After ordering ahead at Chipotle, Niccol said customers can use a Chipotlane to fetch their order in about 10 to 15 seconds.

“This is the fastest way to get food,” he said.


Delivery beyond DoorDash, Postmates?

In 2019, many top restaurant brands like McDonald’s broke off exclusive relationships with delivery operators, opting instead, to go with multiple providers to expand reach.

Niccol said delivery, which is “pretty incremental” for the brand, chose to go with DoorDash and Postmates because both companies could integrate directly with Chipotle’s POS system. That was a non-negotiable requirement for Chipotle.

But since that time, Niccol acknowledged that other delivery aggregators have been providing direct integration.

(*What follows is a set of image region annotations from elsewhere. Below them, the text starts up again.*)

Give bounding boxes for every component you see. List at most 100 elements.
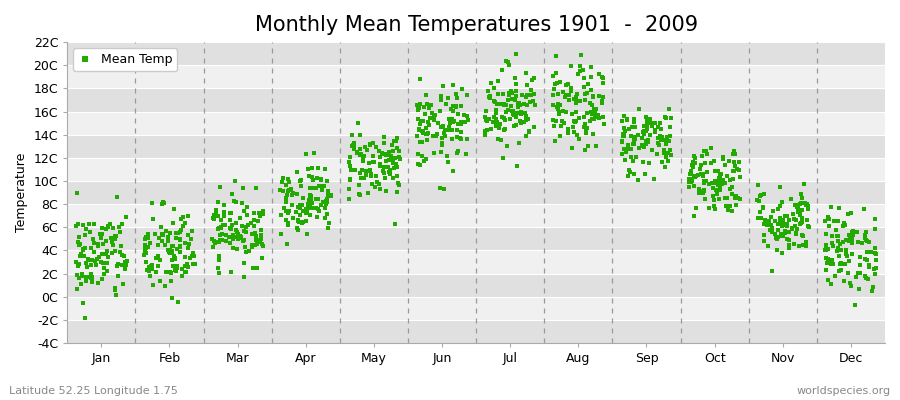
Mean Temp (523, 99, 537, 106)
Mean Temp (179, 268, 194, 275)
Mean Temp (512, 140, 526, 146)
Mean Temp (285, 214, 300, 221)
Mean Temp (302, 212, 317, 218)
Mean Temp (390, 134, 404, 141)
Mean Temp (491, 123, 506, 130)
Mean Temp (684, 179, 698, 186)
Mean Temp (178, 262, 193, 269)
Mean Temp (453, 135, 467, 142)
Mean Temp (782, 217, 796, 223)
Mean Temp (487, 97, 501, 104)
Mean Temp (566, 124, 580, 130)
Mean Temp (235, 223, 249, 229)
Mean Temp (76, 246, 91, 252)
Mean Temp (505, 108, 519, 114)
Mean Temp (571, 98, 585, 104)
Mean Temp (687, 153, 701, 159)
Mean Temp (460, 136, 474, 142)
Mean Temp (756, 238, 770, 244)
Mean Temp (840, 237, 854, 244)
Mean Temp (100, 268, 114, 275)
Mean Temp (446, 119, 461, 125)
Mean Temp (386, 175, 400, 181)
Mean Temp (583, 64, 598, 71)
Mean Temp (413, 101, 428, 107)
Mean Temp (379, 188, 393, 194)
Mean Temp (850, 270, 865, 276)
Mean Temp (419, 137, 434, 144)
Mean Temp (184, 235, 198, 242)
Mean Temp (213, 237, 228, 244)
Mean Temp (793, 200, 807, 207)
Mean Temp (378, 152, 392, 158)
Mean Temp (74, 281, 88, 288)
Mean Temp (786, 211, 800, 218)
Mean Temp (117, 259, 131, 265)
Mean Temp (299, 210, 313, 216)
Mean Temp (830, 248, 844, 254)
Mean Temp (434, 149, 448, 156)
Mean Temp (166, 219, 181, 226)
Mean Temp (494, 136, 508, 143)
Mean Temp (153, 278, 167, 284)
Mean Temp (414, 152, 428, 159)
Mean Temp (596, 94, 610, 100)
Mean Temp (577, 124, 591, 130)
Mean Temp (831, 245, 845, 251)
Mean Temp (639, 140, 653, 147)
Mean Temp (366, 159, 381, 166)
Mean Temp (74, 251, 88, 257)
Mean Temp (578, 97, 592, 104)
Mean Temp (434, 97, 448, 103)
Mean Temp (616, 133, 631, 139)
Mean Temp (230, 229, 245, 235)
Mean Temp (247, 210, 261, 216)
Mean Temp (546, 117, 561, 124)
Mean Temp (424, 102, 438, 108)
Mean Temp (418, 156, 433, 162)
Mean Temp (352, 191, 366, 197)
Mean Temp (358, 172, 373, 178)
Mean Temp (387, 164, 401, 171)
Mean Temp (166, 295, 180, 301)
Mean Temp (838, 261, 852, 267)
Mean Temp (282, 208, 296, 215)
Mean Temp (796, 241, 810, 248)
Mean Temp (215, 231, 230, 238)
Mean Temp (769, 218, 783, 224)
Mean Temp (140, 267, 155, 274)
Mean Temp (831, 218, 845, 224)
Mean Temp (776, 217, 790, 224)
Mean Temp (571, 91, 585, 97)
Mean Temp (715, 171, 729, 177)
Mean Temp (545, 72, 560, 79)
Mean Temp (155, 201, 169, 208)
Mean Temp (301, 205, 315, 211)
Mean Temp (775, 199, 789, 205)
Mean Temp (696, 173, 710, 179)
Mean Temp (795, 215, 809, 221)
Mean Temp (713, 176, 727, 182)
Mean Temp (107, 236, 122, 242)
Mean Temp (547, 80, 562, 87)
Mean Temp (294, 220, 309, 226)
Mean Temp (86, 236, 100, 242)
Mean Temp (868, 250, 882, 256)
Mean Temp (575, 67, 590, 73)
Mean Temp (364, 173, 378, 179)
Mean Temp (561, 130, 575, 136)
Mean Temp (797, 200, 812, 206)
Mean Temp (818, 267, 832, 274)
Mean Temp (302, 197, 316, 203)
Mean Temp (274, 212, 288, 218)
Mean Temp (309, 185, 323, 191)
Bar (68, 227, 885, 250)
Mean Temp (451, 147, 465, 154)
Mean Temp (525, 77, 539, 83)
Mean Temp (552, 108, 566, 115)
Mean Temp (345, 132, 359, 139)
Mean Temp (619, 149, 634, 155)
Mean Temp (346, 142, 360, 149)
Mean Temp (627, 171, 642, 178)
Mean Temp (788, 231, 803, 238)
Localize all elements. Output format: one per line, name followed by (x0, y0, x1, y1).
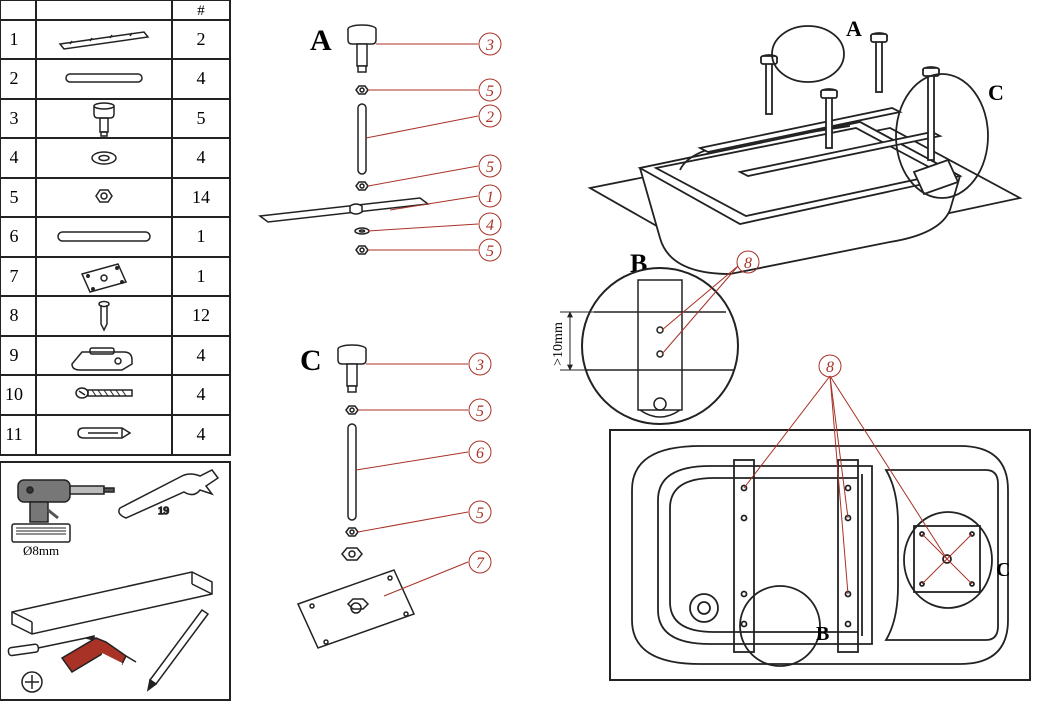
callout: 5 (486, 159, 494, 176)
row-n: 3 (10, 108, 19, 128)
row-q: 1 (197, 266, 206, 286)
row-q: 14 (192, 187, 210, 207)
letter-c: C (300, 344, 322, 377)
row-n: 5 (10, 187, 19, 207)
row-n: 11 (5, 424, 22, 444)
exploded-view-a: A (260, 24, 501, 261)
row-n: 10 (5, 384, 23, 404)
table-header: # (197, 3, 205, 19)
row-n: 1 (10, 29, 19, 49)
callout: 6 (476, 445, 484, 462)
row-n: 2 (10, 68, 19, 88)
row-q: 5 (197, 108, 206, 128)
exploded-view-c: C (298, 344, 491, 648)
row-q: 4 (197, 424, 206, 444)
dimension-label: >10mm (551, 322, 566, 366)
parts-table: # 1 2 2 4 3 5 4 4 5 14 6 1 7 1 8 12 9 4 … (0, 0, 230, 455)
row-n: 9 (10, 345, 19, 365)
callout: 5 (476, 505, 484, 522)
callout: 8 (744, 255, 752, 272)
row-q: 12 (192, 305, 210, 325)
detail-b: B >10mm 8 (551, 249, 759, 424)
callout: 1 (486, 189, 494, 206)
callout: 3 (485, 37, 494, 54)
callout: 4 (486, 217, 494, 234)
callout: 8 (826, 359, 834, 376)
letter-a: A (310, 24, 332, 57)
row-n: 6 (10, 226, 19, 246)
callout: 2 (486, 109, 494, 126)
iso-label-c: C (988, 80, 1004, 105)
row-q: 4 (197, 68, 206, 88)
callout: 3 (475, 357, 484, 374)
drill-bit-label: Ø8mm (23, 543, 59, 558)
callout: 7 (476, 555, 485, 572)
row-q: 1 (197, 226, 206, 246)
row-n: 8 (10, 305, 19, 325)
row-q: 2 (197, 29, 206, 49)
row-q: 4 (197, 384, 206, 404)
tools-panel: Ø8mm 19 (0, 462, 230, 700)
iso-assembly: A C (590, 16, 1020, 274)
row-q: 4 (197, 147, 206, 167)
row-q: 4 (197, 345, 206, 365)
plan-label-b: B (816, 623, 829, 645)
row-n: 4 (10, 147, 19, 167)
plan-label-c: C (996, 559, 1010, 581)
wrench-size: 19 (158, 505, 170, 517)
callout: 5 (486, 243, 494, 260)
callout: 5 (486, 83, 494, 100)
row-n: 7 (10, 266, 19, 286)
callout: 5 (476, 403, 484, 420)
iso-label-a: A (846, 16, 862, 41)
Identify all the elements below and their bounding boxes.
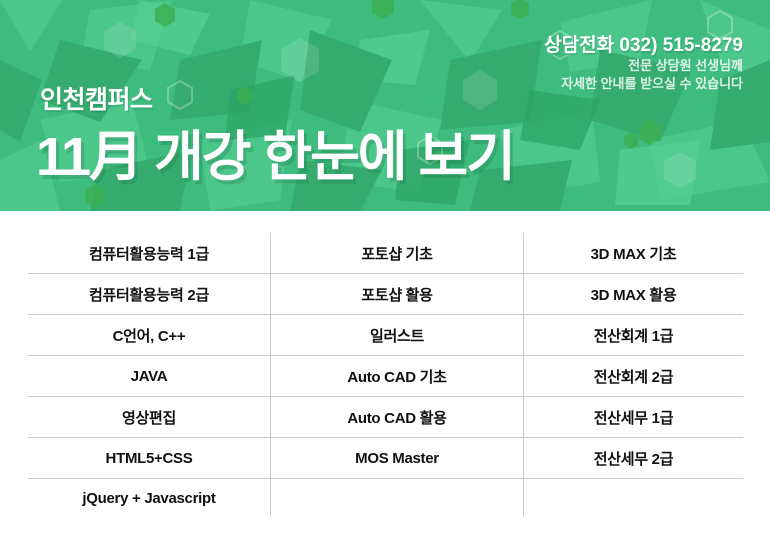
course-cell: 전산세무 2급 (593, 450, 674, 468)
table-row: 컴퓨터활용능력 2급 포토샵 활용 3D MAX 활용 (28, 274, 743, 315)
table-row: 영상편집 Auto CAD 활용 전산세무 1급 (28, 397, 743, 438)
course-cell: jQuery + Javascript (82, 489, 216, 507)
consult-info: 전문 상담원 선생님께 자세한 안내를 받으실 수 있습니다 (561, 57, 743, 93)
course-cell: 3D MAX 활용 (590, 286, 677, 304)
course-cell: 컴퓨터활용능력 1급 (89, 245, 209, 263)
header-pattern (0, 0, 770, 211)
table-row: HTML5+CSS MOS Master 전산세무 2급 (28, 438, 743, 479)
course-cell: MOS Master (270, 438, 524, 478)
course-cell: HTML5+CSS (105, 449, 193, 467)
table-row: JAVA Auto CAD 기초 전산회계 2급 (28, 356, 743, 397)
course-cell: 전산회계 2급 (593, 368, 674, 386)
consult-info-line2: 자세한 안내를 받으실 수 있습니다 (561, 76, 743, 91)
table-row: C언어, C++ 일러스트 전산회계 1급 (28, 315, 743, 356)
course-cell: JAVA (130, 367, 168, 385)
course-cell: 전산회계 1급 (593, 327, 674, 345)
course-cell: Auto CAD 활용 (270, 397, 524, 437)
course-cell: Auto CAD 기초 (270, 356, 524, 396)
consult-info-line1: 전문 상담원 선생님께 (628, 58, 743, 73)
course-cell: 일러스트 (270, 315, 524, 355)
page-title: 11月 개강 한눈에 보기 (36, 127, 516, 187)
course-table: 컴퓨터활용능력 1급 포토샵 기초 3D MAX 기초 컴퓨터활용능력 2급 포… (28, 233, 743, 517)
campus-label: 인천캠퍼스 (40, 86, 153, 114)
course-cell (524, 479, 743, 517)
table-row: 컴퓨터활용능력 1급 포토샵 기초 3D MAX 기초 (28, 233, 743, 274)
header-banner: 인천캠퍼스 11月 개강 한눈에 보기 상담전화 032) 515-8279 전… (0, 0, 770, 211)
course-cell: 3D MAX 기초 (590, 245, 677, 263)
course-cell: 컴퓨터활용능력 2급 (89, 286, 209, 304)
table-row: jQuery + Javascript (28, 479, 743, 517)
course-cell: 영상편집 (121, 409, 176, 427)
course-cell (270, 479, 524, 517)
course-cell: C언어, C++ (112, 327, 186, 345)
phone-number: 상담전화 032) 515-8279 (544, 35, 743, 56)
course-cell: 포토샵 기초 (270, 233, 524, 273)
course-cell: 포토샵 활용 (270, 274, 524, 314)
course-cell: 전산세무 1급 (593, 409, 674, 427)
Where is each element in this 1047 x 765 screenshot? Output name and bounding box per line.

 “So, we'll probably figure out how we, down the road, have others participate,” he said.

To offset margin-hurting third-party delivery fees, some quick-service and fast-casual dining brands have resorted to premium pricing. For example, Noodles & Company marks up delivery orders by 10%.

While Chipotle does not engage in premium pricing, Niccol has not ruled it out.

He suggested third-party rates could go up if there’s consolidation in the industry – a move that could force delivery aggregators to raise commission rates to turn profits. If that happens, then Chipotle would consider raising delivery prices.

 “We’ll do that,” Niccol said. “We're not there yet.”

Newport Beach, Calif.-based Chipotle operates about 2,500 restaurants.